One of the key examples prompting this change is Bit Brother, a small Chinese blockchain company. Despite facing severe financial difficulties, Bit Brother managed to stay listed on Nasdaq by performing three reverse stock splits since 2020. These splits temporarily boosted its share price above $1, which is the minimum required to remain listed on the exchange. However, the company's stock price plummeted by over 99% after accounting for these splits. Bit Brother's volatile trading, fueled by social media and retail investor interest, eventually led to its delisting in March. This situation highlighted the need for Nasdaq to address the growing issue of penny stocks on its platform.
Virtu Financial, an electronic-trading firm, has been vocal in its criticism of Nasdaq’s handling of these small, high-risk companies. In a petition to the Securities and Exchange Commission (SEC) in July, Virtu called for stricter rules to limit reverse stock splits and to accelerate the delisting of companies whose shares fall below $1. Currently, Nasdaq allows companies that fall below this threshold multiple opportunities to regain compliance, which can result in a company remaining listed for over a year despite its low share price.

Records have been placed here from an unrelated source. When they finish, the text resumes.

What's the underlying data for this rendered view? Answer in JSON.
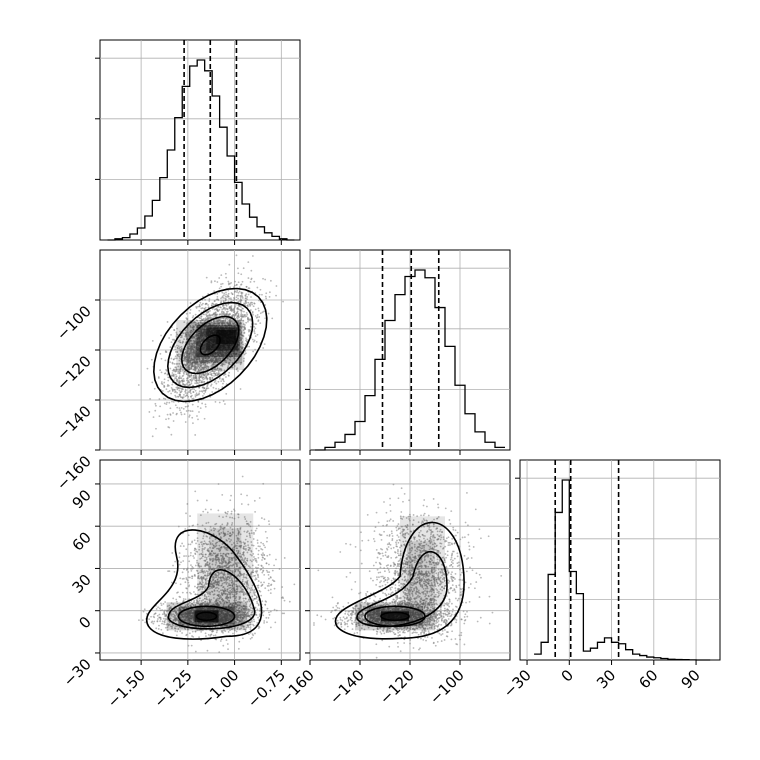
{
  "chart_data": {
    "type": "corner",
    "colors": {
      "line": "#000000",
      "grid": "#b0b0b0",
      "points": "#7f7f7f"
    },
    "grid": true,
    "parameters": [
      {
        "ticks": [
          -1.5,
          -1.25,
          -1.0,
          -0.75
        ],
        "tick_labels": [
          "−1.50",
          "−1.25",
          "−1.00",
          "−0.75"
        ],
        "range": [
          -1.72,
          -0.65
        ],
        "quantiles": [
          -1.27,
          -1.13,
          -0.99
        ]
      },
      {
        "ticks": [
          -160,
          -140,
          -120,
          -100
        ],
        "tick_labels": [
          "−160",
          "−140",
          "−120",
          "−100"
        ],
        "range": [
          -160,
          -80
        ],
        "quantiles": [
          -131,
          -119.5,
          -108.5
        ]
      },
      {
        "ticks": [
          -30,
          0,
          30,
          60,
          90
        ],
        "tick_labels": [
          "−30",
          "0",
          "30",
          "60",
          "90"
        ],
        "range": [
          -35,
          107
        ],
        "quantiles": [
          -10,
          1,
          35
        ]
      }
    ],
    "histograms": [
      {
        "param": 0,
        "bins": [
          -1.68,
          -1.64,
          -1.6,
          -1.56,
          -1.52,
          -1.48,
          -1.44,
          -1.4,
          -1.36,
          -1.32,
          -1.28,
          -1.24,
          -1.2,
          -1.16,
          -1.12,
          -1.08,
          -1.04,
          -1.0,
          -0.96,
          -0.92,
          -0.88,
          -0.84,
          -0.8,
          -0.76,
          -0.72,
          -0.68
        ],
        "counts": [
          0,
          1,
          2,
          5,
          10,
          20,
          33,
          52,
          75,
          102,
          128,
          145,
          150,
          141,
          120,
          94,
          70,
          48,
          30,
          19,
          11,
          6,
          3,
          1,
          0
        ]
      },
      {
        "param": 1,
        "bins": [
          -158,
          -154,
          -150,
          -146,
          -142,
          -138,
          -134,
          -130,
          -126,
          -122,
          -118,
          -114,
          -110,
          -106,
          -102,
          -98,
          -94,
          -90,
          -86,
          -82
        ],
        "counts": [
          0,
          2,
          6,
          12,
          22,
          42,
          70,
          100,
          120,
          134,
          139,
          133,
          110,
          80,
          50,
          28,
          14,
          6,
          2
        ]
      },
      {
        "param": 2,
        "bins": [
          -25,
          -20,
          -15,
          -10,
          -5,
          0,
          5,
          10,
          15,
          20,
          25,
          30,
          35,
          40,
          45,
          50,
          55,
          60,
          65,
          70,
          75,
          80,
          85,
          90,
          95,
          100
        ],
        "counts": [
          4,
          12,
          58,
          100,
          122,
          60,
          45,
          6,
          8,
          12,
          15,
          12,
          11,
          7,
          4,
          3,
          2,
          1.5,
          1,
          0.5,
          0.3,
          0.2,
          0.1,
          0,
          0
        ]
      }
    ],
    "correlations": [
      {
        "x_param": 0,
        "y_param": 1,
        "correlation": 0.6,
        "mode": [
          -1.13,
          -118
        ]
      },
      {
        "x_param": 0,
        "y_param": 2,
        "modes": [
          [
            -1.15,
            -4
          ],
          [
            -1.05,
            25
          ]
        ]
      },
      {
        "x_param": 1,
        "y_param": 2,
        "modes": [
          [
            -126,
            -4
          ],
          [
            -116,
            25
          ]
        ]
      }
    ]
  }
}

Under existing Nasdaq rules, if a company’s stock closes below $1 for 30 consecutive trading days, it is deemed noncompliant. The company is then given a 180-day grace period to raise its share price above $1. If the company fails to do so, it can request an additional 180-day extension. Even after this second grace period, the company can appeal the delisting decision to a Nasdaq hearings panel, which further delays the delisting process.
On the day Nasdaq proposed its new rules, there were 509 stocks trading below $1 on U.S. exchanges, with 421 of them listed on Nasdaq. This is a significant increase compared to early 2021, when fewer than a dozen stocks were trading below $1.
The new rules proposed by Nasdaq aim to address these issues. The first rule change would prevent companies from delaying their delisting by appealing to the Nasdaq hearings panel. Instead, their shares would be immediately moved to the over-the-counter (OTC) market while they await the outcome of their appeal. This change effectively limits the time a company can remain listed
on Nasdaq if its share price stays below $1 to roughly one year.
The second proposed rule targets companies that have recently conducted reverse stock splits. If a company’s share price falls below $1 within a year after a reverse split, Nasdaq would immediately issue a delisting notice. While the company could still appeal and stay listed for an additional 180 days, the process would be faster and more decisive than before.
These proposed changes indicate Nasdaq’s commitment to tightening its regulations and maintaining the integrity of its listings. While the rules may not go as far as some critics like Virtu Financial have demanded, they represent a significant step towards addressing the problem of penny stocks on the exchange.